Lagrangian analysis of fine-scale (1–100 km) ocean stirring: a preparatory study for the SWOT satellite mission
Event: 2022 Ocean Surface Topography Science Team Meeting
Session: Science III: Mesoscale and sub-mesoscale oceanography
Presentation type: Type Oral
Contribution: PDF file
Ocean fine scales (1–100 km, days to weeks) play a key role in pelagic ecosystems, the energy cascade, and biogeochemical cycles. Fine scales are largely studied with Lagrangian diagnostics derived from nadir altimetry data. However, these diagnostics are limited by the spatiotemporal resolution of nadir altimetry products. The new SWOT (Surface Water and Ocean Topography) satellite mission, planned for launch in the fall 2022, will enhance the spatial resolution of altimetry products by one order of magnitude.
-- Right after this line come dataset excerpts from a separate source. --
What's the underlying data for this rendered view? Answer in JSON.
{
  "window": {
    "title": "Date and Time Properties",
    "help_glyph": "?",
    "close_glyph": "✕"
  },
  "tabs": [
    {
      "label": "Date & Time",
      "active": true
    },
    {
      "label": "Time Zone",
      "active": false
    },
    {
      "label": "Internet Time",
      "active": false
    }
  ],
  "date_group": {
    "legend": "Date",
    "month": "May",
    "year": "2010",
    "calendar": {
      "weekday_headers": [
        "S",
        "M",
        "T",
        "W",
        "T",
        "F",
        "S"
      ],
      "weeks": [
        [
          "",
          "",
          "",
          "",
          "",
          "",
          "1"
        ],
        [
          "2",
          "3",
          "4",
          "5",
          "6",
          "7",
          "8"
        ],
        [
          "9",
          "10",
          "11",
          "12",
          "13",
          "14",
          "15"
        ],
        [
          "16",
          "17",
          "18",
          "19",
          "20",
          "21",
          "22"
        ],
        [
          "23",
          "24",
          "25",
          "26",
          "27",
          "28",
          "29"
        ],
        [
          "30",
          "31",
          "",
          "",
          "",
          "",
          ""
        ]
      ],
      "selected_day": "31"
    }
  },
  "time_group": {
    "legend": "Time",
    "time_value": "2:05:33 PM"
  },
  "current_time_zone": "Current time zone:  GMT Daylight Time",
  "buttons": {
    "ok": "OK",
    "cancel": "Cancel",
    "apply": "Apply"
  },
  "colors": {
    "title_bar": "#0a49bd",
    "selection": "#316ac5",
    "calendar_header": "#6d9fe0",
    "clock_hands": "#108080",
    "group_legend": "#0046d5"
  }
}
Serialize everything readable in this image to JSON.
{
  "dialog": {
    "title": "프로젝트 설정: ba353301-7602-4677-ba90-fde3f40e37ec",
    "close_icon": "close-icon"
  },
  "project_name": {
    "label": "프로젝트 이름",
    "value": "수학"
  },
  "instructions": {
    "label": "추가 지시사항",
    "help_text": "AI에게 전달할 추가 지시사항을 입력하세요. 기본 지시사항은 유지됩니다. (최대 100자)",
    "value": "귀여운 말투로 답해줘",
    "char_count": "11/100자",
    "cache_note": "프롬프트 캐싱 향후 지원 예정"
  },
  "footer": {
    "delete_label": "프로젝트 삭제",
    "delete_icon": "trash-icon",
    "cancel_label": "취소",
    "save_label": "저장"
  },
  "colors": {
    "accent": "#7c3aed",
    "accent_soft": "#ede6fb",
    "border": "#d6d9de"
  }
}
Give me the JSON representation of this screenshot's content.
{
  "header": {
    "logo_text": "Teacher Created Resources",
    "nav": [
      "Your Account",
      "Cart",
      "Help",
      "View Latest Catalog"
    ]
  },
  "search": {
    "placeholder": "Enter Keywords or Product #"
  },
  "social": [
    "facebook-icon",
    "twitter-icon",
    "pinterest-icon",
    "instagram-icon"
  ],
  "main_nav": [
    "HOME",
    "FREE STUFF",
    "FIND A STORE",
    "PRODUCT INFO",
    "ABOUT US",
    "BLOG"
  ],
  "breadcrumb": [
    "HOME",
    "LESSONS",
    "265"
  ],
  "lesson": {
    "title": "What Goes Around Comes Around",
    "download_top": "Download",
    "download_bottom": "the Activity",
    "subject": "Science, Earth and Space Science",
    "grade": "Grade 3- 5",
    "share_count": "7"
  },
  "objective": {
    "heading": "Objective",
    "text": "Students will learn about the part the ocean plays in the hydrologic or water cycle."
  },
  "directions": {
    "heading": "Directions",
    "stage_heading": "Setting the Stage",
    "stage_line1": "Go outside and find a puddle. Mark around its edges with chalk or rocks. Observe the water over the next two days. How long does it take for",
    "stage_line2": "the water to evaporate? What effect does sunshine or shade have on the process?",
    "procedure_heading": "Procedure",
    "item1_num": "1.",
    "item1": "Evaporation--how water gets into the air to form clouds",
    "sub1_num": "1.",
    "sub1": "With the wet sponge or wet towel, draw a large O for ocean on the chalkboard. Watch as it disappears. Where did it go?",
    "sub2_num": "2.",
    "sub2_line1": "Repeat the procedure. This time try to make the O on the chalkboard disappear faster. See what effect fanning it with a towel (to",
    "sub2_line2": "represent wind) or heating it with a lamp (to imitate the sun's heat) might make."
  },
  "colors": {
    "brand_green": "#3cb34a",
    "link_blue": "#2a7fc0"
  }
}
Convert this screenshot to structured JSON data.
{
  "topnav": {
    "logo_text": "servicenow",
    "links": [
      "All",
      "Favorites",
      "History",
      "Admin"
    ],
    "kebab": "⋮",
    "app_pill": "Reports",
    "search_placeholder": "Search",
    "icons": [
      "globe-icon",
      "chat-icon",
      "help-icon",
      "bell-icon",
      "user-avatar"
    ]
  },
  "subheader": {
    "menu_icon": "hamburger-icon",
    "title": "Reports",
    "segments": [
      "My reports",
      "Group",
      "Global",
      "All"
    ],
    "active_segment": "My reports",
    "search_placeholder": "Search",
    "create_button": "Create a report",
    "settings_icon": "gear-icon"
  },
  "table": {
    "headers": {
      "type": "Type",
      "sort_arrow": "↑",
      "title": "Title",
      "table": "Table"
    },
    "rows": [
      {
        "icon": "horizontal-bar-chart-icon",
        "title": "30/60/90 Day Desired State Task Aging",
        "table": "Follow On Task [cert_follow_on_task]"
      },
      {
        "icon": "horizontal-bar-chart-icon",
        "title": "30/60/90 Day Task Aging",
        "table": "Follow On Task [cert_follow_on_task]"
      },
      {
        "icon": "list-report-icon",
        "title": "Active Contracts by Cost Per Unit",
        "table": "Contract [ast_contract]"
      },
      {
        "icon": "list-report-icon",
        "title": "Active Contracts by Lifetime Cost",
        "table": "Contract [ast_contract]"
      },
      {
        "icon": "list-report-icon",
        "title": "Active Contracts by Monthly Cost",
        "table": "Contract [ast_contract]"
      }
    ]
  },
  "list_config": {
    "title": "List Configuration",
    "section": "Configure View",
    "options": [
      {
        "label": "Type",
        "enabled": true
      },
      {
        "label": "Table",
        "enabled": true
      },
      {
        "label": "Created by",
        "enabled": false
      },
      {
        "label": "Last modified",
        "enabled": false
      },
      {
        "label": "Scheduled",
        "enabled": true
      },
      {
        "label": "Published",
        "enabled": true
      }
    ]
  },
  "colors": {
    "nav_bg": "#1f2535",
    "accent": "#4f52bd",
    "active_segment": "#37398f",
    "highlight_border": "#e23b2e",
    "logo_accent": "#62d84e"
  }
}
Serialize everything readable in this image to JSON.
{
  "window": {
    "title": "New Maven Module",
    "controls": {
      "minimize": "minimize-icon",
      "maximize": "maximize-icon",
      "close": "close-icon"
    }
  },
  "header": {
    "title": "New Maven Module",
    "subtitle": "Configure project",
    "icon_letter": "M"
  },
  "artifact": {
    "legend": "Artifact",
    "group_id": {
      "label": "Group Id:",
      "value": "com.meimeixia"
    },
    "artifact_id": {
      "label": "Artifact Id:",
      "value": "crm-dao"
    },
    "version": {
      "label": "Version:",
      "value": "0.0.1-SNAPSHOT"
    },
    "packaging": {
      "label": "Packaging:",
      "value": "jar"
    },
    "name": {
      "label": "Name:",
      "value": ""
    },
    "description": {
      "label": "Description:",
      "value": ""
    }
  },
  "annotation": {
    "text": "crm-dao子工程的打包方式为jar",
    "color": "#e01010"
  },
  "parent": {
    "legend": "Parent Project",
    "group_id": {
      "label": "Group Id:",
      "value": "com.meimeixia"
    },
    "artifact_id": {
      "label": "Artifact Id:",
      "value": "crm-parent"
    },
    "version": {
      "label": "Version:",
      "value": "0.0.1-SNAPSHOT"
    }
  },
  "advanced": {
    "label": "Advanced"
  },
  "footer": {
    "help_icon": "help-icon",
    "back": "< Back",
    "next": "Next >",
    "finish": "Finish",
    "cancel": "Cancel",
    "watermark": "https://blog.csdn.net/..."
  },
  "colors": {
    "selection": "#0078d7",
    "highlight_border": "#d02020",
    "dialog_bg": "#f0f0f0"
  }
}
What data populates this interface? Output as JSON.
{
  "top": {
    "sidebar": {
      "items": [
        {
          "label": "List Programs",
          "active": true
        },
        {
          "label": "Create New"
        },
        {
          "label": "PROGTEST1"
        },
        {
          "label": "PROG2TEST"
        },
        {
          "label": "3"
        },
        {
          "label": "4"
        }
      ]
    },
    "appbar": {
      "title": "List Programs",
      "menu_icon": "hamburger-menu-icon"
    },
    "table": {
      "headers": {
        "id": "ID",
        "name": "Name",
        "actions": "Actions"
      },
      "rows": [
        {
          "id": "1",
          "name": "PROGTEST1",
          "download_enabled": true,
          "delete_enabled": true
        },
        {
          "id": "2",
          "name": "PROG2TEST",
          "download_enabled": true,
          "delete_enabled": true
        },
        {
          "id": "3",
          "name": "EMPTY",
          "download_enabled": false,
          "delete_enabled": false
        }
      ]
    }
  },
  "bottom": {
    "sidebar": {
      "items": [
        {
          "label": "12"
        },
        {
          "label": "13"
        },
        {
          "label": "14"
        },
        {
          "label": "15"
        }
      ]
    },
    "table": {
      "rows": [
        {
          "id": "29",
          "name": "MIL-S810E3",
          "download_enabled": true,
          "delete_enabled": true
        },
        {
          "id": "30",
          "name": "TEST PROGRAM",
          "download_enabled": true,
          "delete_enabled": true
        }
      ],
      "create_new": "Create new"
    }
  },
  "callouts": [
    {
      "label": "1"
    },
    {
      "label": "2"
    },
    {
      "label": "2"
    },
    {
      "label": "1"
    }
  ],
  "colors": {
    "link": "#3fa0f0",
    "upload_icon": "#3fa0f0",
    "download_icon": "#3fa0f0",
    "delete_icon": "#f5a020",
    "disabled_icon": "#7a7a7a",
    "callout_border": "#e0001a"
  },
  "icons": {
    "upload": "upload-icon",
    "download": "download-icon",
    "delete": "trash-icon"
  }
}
In this work, we study the fine-scale transport properties not resolved by nadir altimetry and that will be observable by SWOT. Two Lagrangian diagnostics are computed on geostrophic velocity maps derived from sea surface height outputs from a model at two resolution: maps at 1/20° representative of SWOT observations, and maps at 1/4° representative of products provided by nadir altimetry. Results show that the stirring is underestimated in the nadir-like data set by a factor of 2 to 3 on average, and follow the underestimation of the strain rate. Retention patterns by eddies also differ between 1/20° maps (SWOT) and 1/4° maps (nadir). A new class of eddy, not found in 1/4° maps, is highlighted. Implications for marine ecosystems, biogeochemical cycles and the ocean dynamic are discussed as well as opportunities for in-situ experiments during the SWOT satellite mission.